Damage from last week's historic derecho wreaks havoc on a grain storage site near Luther, Iowa. (Photo Credit: Joseph L. Murphy/Iowa Soybean Association)
Expedited Disaster Assistance, Urgency on Key Ag Policy Critical for Iowa Farmers
August 18, 2020
Expedited federal disaster assistance for Iowans affected by last week’s historic windstorm is greatly appreciated and critical to fast-tracking much-needed services and repairs to businesses and families who are suffering.
Iowa Soybean Association (ISA) leaders say the Trump Administration must also act with the same urgency on key ag policy to restore economic prosperity to farm families decimated by trade wars and stagnant biofuels demand.
“Federal disaster assistance will get us back on our feet in the aftermath of this storm, but we’re still standing on shaky ground economically,” says ISA President Tim Bardole of Rippey. “Farms and rural communities need a long-term fix to what’s ailing them and its needed sooner rather than later.”
ISA’s call for action on key ag policy provisions coincides with President Donald Trump’s visit today to eastern Iowa. The area was among those hard-hit by the Aug. 10 derecho that impacted up to 14 million acres of soybeans and corn statewide. The storm also destroyed or severely damaged an estimated 57 million bushels of permanently licensed grain storage and tens of millions of bushels of on-farm storage.
The U.S. Department of Agriculture estimates farmland in 57 Iowa counties was in the path of the storm, including 5.6 million acres of soybeans. The Iowa Department of Agriculture and Land Stewardship reports 36 counties in Iowa were hardest hit by the derecho, including 2.5 million acres of soybeans.
The derecho’s timing was just as devastating as its impact.
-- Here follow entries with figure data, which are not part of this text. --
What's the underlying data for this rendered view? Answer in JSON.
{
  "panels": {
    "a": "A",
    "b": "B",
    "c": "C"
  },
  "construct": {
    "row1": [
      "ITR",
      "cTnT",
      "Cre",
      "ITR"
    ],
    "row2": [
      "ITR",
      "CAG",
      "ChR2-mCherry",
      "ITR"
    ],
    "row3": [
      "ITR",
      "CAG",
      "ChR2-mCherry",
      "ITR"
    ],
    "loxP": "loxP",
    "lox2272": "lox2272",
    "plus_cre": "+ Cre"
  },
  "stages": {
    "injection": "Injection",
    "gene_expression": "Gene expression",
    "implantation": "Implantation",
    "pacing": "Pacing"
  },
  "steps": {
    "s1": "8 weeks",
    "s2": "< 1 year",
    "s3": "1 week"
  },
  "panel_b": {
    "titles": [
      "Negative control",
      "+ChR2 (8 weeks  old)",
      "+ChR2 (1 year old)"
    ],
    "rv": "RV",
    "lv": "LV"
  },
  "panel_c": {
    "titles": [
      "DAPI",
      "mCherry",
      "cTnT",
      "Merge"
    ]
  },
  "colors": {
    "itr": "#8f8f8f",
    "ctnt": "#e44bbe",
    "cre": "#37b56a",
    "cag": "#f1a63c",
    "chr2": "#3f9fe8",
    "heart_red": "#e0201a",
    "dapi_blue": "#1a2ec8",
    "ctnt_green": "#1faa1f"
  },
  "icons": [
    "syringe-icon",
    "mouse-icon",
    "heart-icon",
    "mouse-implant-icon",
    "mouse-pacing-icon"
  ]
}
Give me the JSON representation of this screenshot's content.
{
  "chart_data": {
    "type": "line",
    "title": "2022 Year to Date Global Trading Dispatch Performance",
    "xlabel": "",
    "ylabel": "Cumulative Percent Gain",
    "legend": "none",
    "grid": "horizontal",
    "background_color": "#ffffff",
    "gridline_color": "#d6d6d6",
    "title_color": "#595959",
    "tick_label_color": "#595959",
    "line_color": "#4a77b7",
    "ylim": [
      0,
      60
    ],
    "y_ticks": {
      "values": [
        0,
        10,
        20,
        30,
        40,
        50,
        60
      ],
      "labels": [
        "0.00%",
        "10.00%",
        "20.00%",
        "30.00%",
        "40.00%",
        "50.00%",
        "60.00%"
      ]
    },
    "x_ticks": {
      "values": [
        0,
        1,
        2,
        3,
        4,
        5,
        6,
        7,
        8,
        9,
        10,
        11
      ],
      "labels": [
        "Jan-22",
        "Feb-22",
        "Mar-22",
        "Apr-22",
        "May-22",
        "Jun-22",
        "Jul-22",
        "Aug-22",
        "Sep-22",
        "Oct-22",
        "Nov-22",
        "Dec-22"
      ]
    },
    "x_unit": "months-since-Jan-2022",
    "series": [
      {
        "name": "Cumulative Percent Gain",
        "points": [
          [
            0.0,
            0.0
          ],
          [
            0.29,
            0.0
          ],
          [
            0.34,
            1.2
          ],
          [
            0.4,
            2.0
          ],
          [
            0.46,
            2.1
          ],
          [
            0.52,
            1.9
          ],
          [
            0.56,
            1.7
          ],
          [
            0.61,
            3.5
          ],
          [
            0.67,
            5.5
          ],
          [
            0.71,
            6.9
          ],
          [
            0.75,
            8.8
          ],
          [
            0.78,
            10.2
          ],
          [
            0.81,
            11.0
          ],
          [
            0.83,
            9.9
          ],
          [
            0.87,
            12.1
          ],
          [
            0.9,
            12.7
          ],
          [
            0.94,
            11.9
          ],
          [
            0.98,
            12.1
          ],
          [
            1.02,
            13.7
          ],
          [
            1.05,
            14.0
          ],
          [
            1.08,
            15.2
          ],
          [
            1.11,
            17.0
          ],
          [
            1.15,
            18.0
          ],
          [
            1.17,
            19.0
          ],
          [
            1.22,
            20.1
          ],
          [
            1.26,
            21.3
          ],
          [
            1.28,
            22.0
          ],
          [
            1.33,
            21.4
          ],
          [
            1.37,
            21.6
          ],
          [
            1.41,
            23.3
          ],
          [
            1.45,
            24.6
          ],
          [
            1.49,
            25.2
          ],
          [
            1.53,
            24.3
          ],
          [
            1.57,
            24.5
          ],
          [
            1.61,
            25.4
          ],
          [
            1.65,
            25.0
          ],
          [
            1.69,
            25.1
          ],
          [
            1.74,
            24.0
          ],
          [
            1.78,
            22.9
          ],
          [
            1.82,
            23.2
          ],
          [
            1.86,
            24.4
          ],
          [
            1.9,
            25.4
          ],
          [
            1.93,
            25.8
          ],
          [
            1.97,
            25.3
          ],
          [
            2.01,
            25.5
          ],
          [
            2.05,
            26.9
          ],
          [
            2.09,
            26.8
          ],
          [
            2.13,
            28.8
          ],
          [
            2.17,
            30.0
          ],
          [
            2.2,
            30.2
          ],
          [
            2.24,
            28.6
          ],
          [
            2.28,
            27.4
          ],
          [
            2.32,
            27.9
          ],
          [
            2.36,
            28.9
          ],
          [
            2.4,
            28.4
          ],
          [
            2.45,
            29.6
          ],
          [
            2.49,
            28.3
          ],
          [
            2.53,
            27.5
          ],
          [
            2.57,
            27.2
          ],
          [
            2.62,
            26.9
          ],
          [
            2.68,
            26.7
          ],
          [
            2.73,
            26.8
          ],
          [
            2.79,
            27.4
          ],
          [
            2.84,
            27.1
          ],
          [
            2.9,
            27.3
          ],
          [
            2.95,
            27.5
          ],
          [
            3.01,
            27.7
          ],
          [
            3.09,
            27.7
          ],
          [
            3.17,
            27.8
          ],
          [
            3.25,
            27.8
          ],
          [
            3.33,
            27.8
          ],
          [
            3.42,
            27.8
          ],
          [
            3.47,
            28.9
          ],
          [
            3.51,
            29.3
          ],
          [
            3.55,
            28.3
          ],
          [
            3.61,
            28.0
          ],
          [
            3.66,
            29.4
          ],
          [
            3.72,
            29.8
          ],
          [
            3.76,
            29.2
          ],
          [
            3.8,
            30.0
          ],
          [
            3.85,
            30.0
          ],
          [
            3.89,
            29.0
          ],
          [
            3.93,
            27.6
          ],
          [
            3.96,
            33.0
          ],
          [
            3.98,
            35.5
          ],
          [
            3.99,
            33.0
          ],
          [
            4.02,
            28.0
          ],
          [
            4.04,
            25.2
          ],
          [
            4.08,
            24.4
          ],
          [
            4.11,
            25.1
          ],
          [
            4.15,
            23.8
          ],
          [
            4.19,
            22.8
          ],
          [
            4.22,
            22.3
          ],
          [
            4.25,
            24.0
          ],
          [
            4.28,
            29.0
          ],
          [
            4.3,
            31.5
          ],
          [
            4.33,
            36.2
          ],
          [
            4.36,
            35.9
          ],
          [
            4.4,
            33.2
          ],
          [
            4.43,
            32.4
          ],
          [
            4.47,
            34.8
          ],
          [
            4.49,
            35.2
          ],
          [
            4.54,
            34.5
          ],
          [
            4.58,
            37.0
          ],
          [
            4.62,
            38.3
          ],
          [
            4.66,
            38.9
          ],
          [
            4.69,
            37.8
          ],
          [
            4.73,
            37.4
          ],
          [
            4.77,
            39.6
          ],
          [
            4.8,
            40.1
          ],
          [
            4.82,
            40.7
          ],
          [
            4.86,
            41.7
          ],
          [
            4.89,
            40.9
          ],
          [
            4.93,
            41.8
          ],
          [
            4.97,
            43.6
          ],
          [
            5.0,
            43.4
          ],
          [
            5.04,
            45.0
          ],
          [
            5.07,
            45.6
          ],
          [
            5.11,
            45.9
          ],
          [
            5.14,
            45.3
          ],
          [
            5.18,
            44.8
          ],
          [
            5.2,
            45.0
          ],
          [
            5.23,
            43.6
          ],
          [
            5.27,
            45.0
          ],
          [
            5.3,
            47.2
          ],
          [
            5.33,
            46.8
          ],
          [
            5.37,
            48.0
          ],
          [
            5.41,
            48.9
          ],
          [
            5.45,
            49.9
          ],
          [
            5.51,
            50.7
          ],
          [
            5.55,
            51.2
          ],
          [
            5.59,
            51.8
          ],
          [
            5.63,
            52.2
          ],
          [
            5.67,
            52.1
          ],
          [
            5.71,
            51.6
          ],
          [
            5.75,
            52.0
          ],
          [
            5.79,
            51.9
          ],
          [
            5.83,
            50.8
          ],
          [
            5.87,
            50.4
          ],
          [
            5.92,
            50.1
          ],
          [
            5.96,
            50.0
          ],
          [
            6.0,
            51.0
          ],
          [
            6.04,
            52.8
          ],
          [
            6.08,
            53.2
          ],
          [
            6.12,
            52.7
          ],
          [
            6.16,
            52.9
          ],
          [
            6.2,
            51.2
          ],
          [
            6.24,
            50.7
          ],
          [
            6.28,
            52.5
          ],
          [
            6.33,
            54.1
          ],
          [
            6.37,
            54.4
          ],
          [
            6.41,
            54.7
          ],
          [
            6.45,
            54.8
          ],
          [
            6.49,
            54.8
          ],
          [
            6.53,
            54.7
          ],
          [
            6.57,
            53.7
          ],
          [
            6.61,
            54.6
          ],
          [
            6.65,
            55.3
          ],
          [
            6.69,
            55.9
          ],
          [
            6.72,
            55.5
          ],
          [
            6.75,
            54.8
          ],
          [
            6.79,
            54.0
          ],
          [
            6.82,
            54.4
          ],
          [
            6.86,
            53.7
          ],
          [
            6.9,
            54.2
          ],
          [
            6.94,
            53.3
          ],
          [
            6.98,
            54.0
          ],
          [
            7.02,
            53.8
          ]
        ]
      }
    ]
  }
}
The loss of key export markets, gutting of the Renewable Fuel Standard (RFS) refinery exemptions by the EPA and economic downturn resulting from COVID-19 have combined to stretch rural Iowa to its limit, says Bardole, whose soybean, corn and pig farm took a direct hit by the Aug. 10 storm.
“Everyone connected to farming – and that’s a good chunk of Iowa – has been struggling under the weight of an economic recession that began impacting farmers like me starting seven or eight years ago,” he adds. “The situation continues to worsen to the point where some farm families won’t be around to turn the corner, should one get here.”
An analysis of market share losses for U.S. soybean and corn farmers conducted by Iowa State University’s department of economics and funded in part by ISA paints a sobering picture.
U.S. soybean and corn farmers have experienced massive export-market-share losses over the past three years, driven largely by a trade war with China and currency depreciation among competitor countries adept at growing soybeans, including Brazil.
Bardole says it’s all but assured that China will not hit the $36.5 billion target for U.S. ag purchases under the year one, phase one agreement. While there has been a recent uptick in soybean sales to the country of 1.4 billion people, more sales are needed to positively impact the price he can get for his soybeans, provided he has a crop to sell.
“Agricultural trade is a winner for both countries,” he says, “so expediting a resolution to the ongoing trade impasse is a critical first step to restoring some much-needed optimism to rural America.”
Adding to the misery is the continued undermining of the Renewable Fuels Standard by the Environmental Protection Agency.
Bardole says the granting of dozens of illegal refinery exemptions has destroyed demand for more than four billion gallons of domestic biofuels, further decimating soybean and corn markets.
“If there’s one thing we should get right, it’s domestic biofuels policy,” he says. “Yet this Administration continually gets it wrong by allowing the EPA to go rogue on waivers. It’s long past time to end this illegal activity that thwarts the increased production of homegrown energy.”
The Iowa Soybean Association (www.iasoybeans.com) is “Driven To Deliver” increased soybean demand through market development and new uses, farmer-focused research and results, timely information and know-how and policy initiatives enabling farmers and the industry to flourish. Founded in 1964 by farmers to serve farmers, ISA is governed by a board of 22 farmers to advocate on behalf of the state’s 40,000 soybean producers, including more than 15,000 ISA farmer members and industry stakeholders.